Carbon-Based Materials for Supercapacitors: Recent Progress, Challenges and Barriers

Swift developments in electronic devices and future transportation/energy production directions have forced researchers to develop new and contemporary devices with higher power capacities, extended cycle lives, and superior energy densities. Supercapacitors are promising devices with excellent power densities and exceptionally long cycle lives. However, commercially available supercapacitors, which commonly use high-surface-area carbon-based electrodes and organic solutions as electrolytes, suffer from inferior energy densities due to the limited accessibility of surface area and constrained operating potential window of electrolytes. To address the issue of inferior energy densities, new high-capacity electrode materials and new/state-of-the-art electrolytes, such as ionic liquids, gel polymers, or even solid-state electrolytes, have been developed and evaluated vigorously in recent years. In this brief review, different types of supercapacitors, according to their charge storage mechanisms, have been discussed in detail.

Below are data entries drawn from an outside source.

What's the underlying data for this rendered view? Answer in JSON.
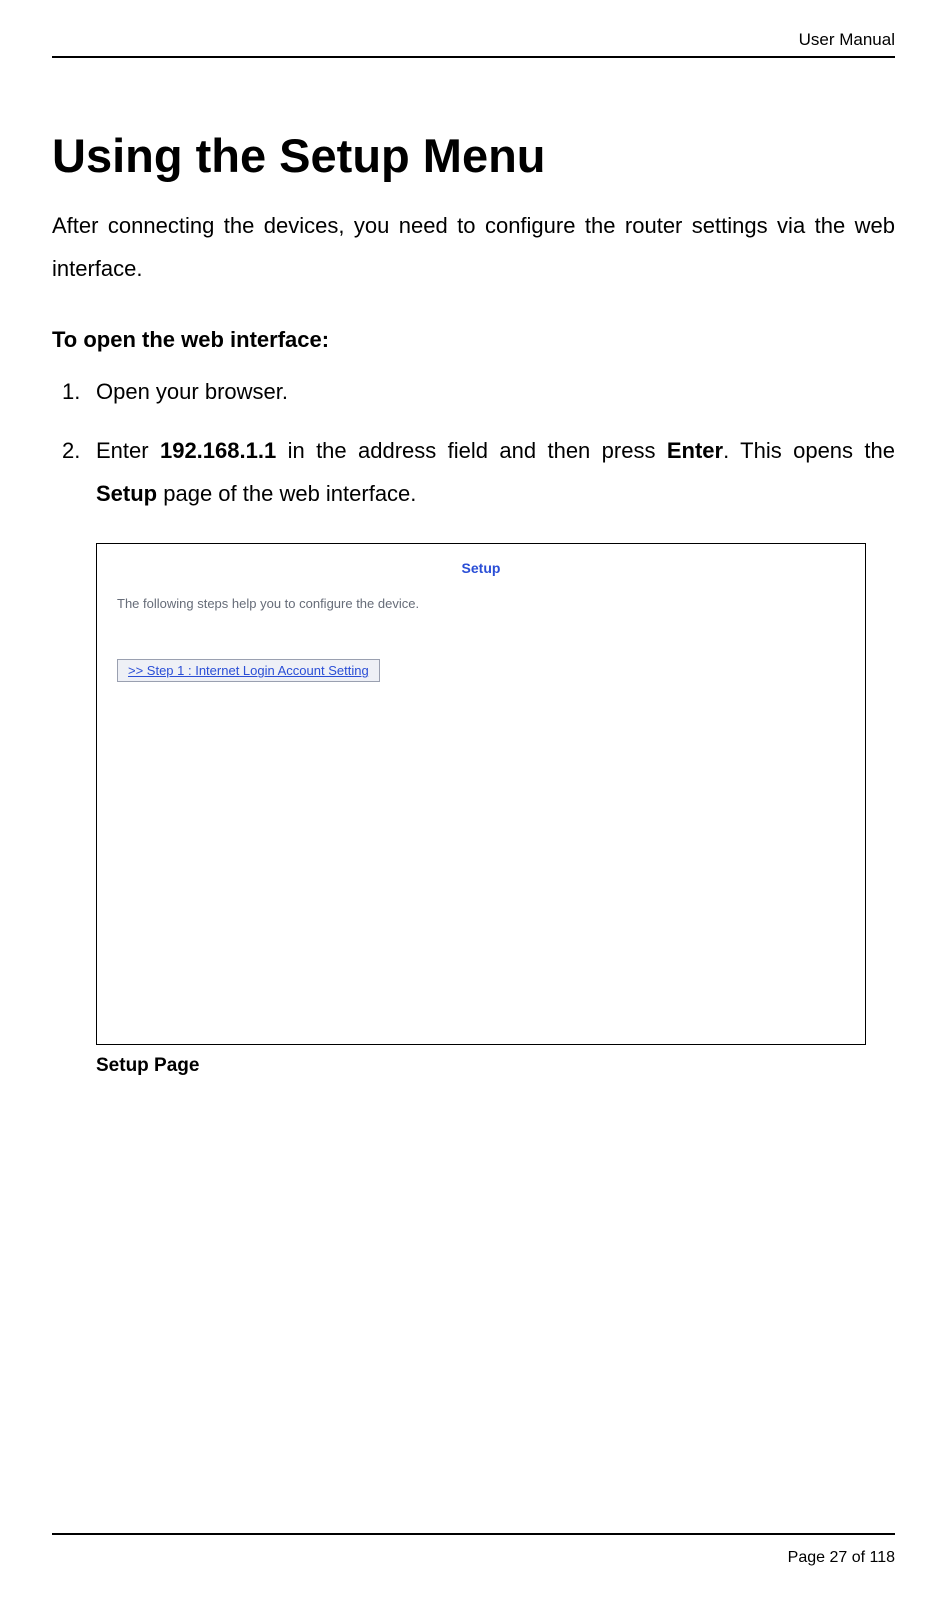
{
  "header": {
    "doc_name": "User Manual"
  },
  "title": "Using the Setup Menu",
  "intro": "After connecting the devices, you need to configure the router settings via the web interface.",
  "subhead": "To open the web interface:",
  "steps": {
    "s1": "Open your browser.",
    "s2a": "Enter ",
    "s2_ip": "192.168.1.1",
    "s2b": " in the address field and then press ",
    "s2_enter": "Enter",
    "s2c": ". This opens the ",
    "s2_setup": "Setup",
    "s2d": " page of the web interface."
  },
  "screenshot": {
    "title": "Setup",
    "helper": "The following steps help you to configure the device.",
    "button": ">> Step 1 : Internet Login Account Setting"
  },
  "caption": "Setup Page",
  "footer": {
    "prefix": "Page ",
    "current": "27",
    "of": " of ",
    "total": "118"
  }
}
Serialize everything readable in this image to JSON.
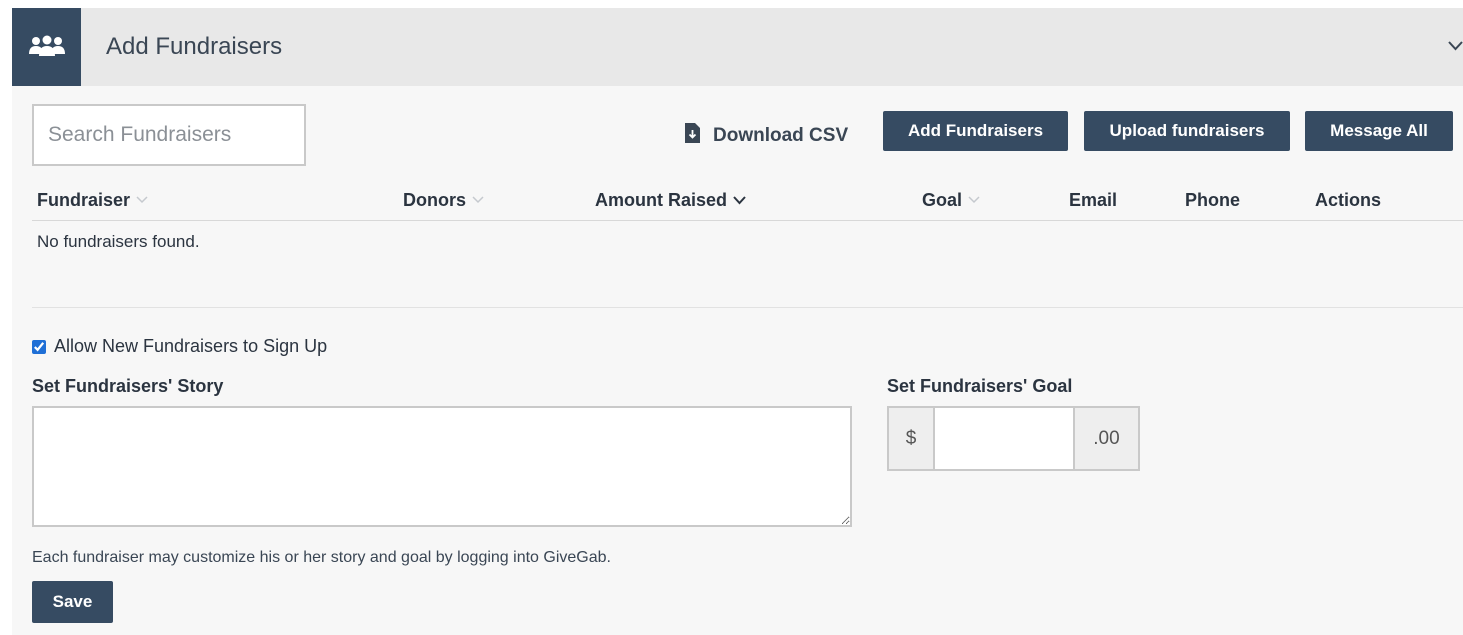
{
  "header": {
    "title": "Add Fundraisers",
    "icon": "users-icon",
    "collapse_icon": "chevron-down-icon"
  },
  "toolbar": {
    "search_placeholder": "Search Fundraisers",
    "search_value": "",
    "download_csv_label": "Download CSV",
    "add_fundraisers_label": "Add Fundraisers",
    "upload_fundraisers_label": "Upload fundraisers",
    "message_all_label": "Message All"
  },
  "table": {
    "columns": [
      {
        "label": "Fundraiser",
        "sort": "inactive"
      },
      {
        "label": "Donors",
        "sort": "inactive"
      },
      {
        "label": "Amount Raised",
        "sort": "active"
      },
      {
        "label": "Goal",
        "sort": "inactive"
      },
      {
        "label": "Email"
      },
      {
        "label": "Phone"
      },
      {
        "label": "Actions"
      }
    ],
    "empty_message": "No fundraisers found.",
    "rows": []
  },
  "settings": {
    "allow_signup_label": "Allow New Fundraisers to Sign Up",
    "allow_signup_checked": true,
    "story_label": "Set Fundraisers' Story",
    "story_value": "",
    "goal_label": "Set Fundraisers' Goal",
    "goal_prefix": "$",
    "goal_value": "",
    "goal_suffix": ".00",
    "hint": "Each fundraiser may customize his or her story and goal by logging into GiveGab.",
    "save_label": "Save"
  },
  "colors": {
    "primary": "#364b62",
    "header_bg": "#e8e8e8",
    "panel_bg": "#f7f7f7",
    "checkbox": "#1f6fd6"
  }
}
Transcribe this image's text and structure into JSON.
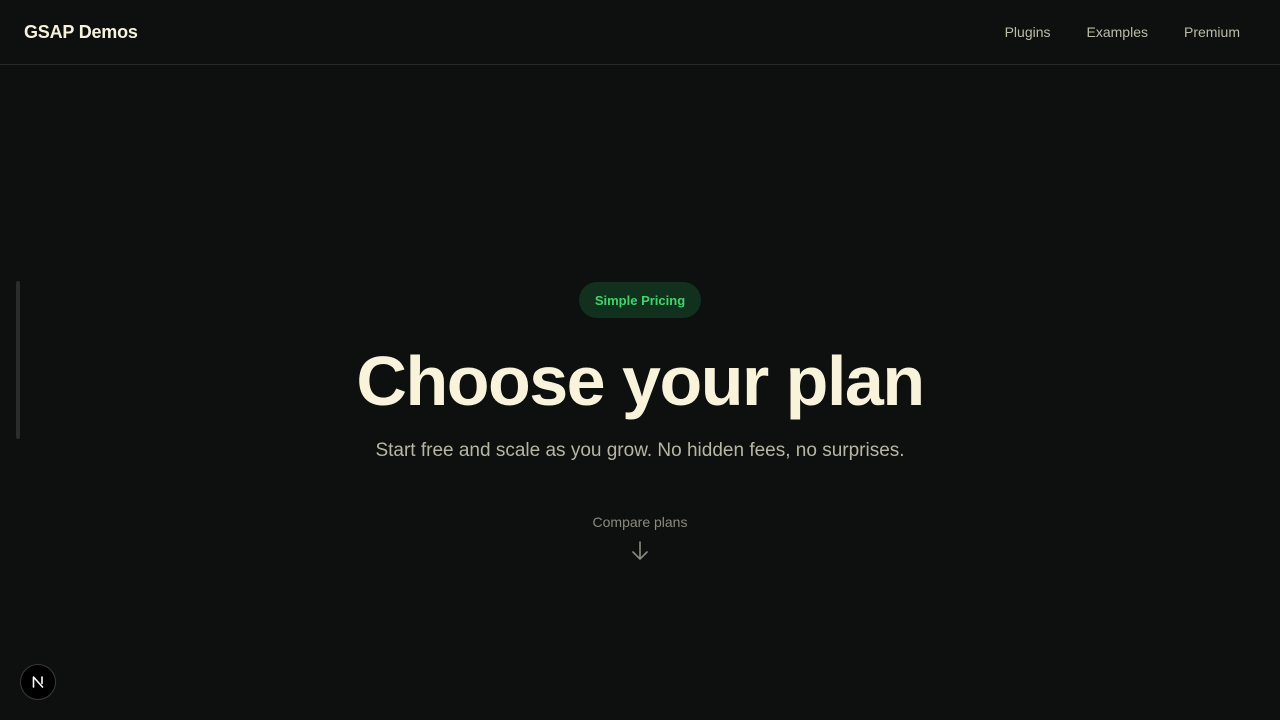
{
  "header": {
    "brand": "GSAP Demos",
    "nav": [
      {
        "label": "Plugins"
      },
      {
        "label": "Examples"
      },
      {
        "label": "Premium"
      }
    ]
  },
  "hero": {
    "badge": "Simple Pricing",
    "title": "Choose your plan",
    "subtitle": "Start free and scale as you grow. No hidden fees, no surprises.",
    "compare_label": "Compare plans",
    "compare_icon": "arrow-down-icon"
  },
  "dev_badge": {
    "icon": "nextjs-logo-icon"
  },
  "colors": {
    "background": "#0e1010",
    "text": "#f8f3da",
    "accent": "#3fd56b",
    "badge_bg": "#11301d",
    "muted": "#b7b5a3"
  }
}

Since carbon-based active materials are the key focus of this review, synthesis parameters, such as carbonisation, activation, and functionalisation, which can impact a material's physiochemical characteristics, ultimately affecting the performance of supercapacitors, are also discussed. Finally, the synthesis and applications of different carbon-based materials, i.e., carbon nanotubes, graphene, and activated carbon, have been reviewed, followed by conclusions and outlook.

Automated summary

Swift developments in electronic devices and future transportation/energy production directions have led to the need for new and contemporary devices with higher power capacities, longer cycle lives, and superior energy densities. Supercapacitors are promising devices with excellent power densities and long cycle lives; however, their commercially available counterparts suffer from inferior energy densities due to limitations in surface area and operating potential window. To address this issue, new high-capacity electrode materials and advanced electrolytes, such as ionic liquids, gel polymers, and solid-state electrolytes, have been developed and evaluated. This review provides a detailed discussion on different types of supercapacitors and the synthesis parameters that impact the physiochemical characteristics of carbon-based active materials. Additionally, the synthesis and applications of carbon nanotubes, graphene, and activated carbon are reviewed, followed by conclusions and outlook.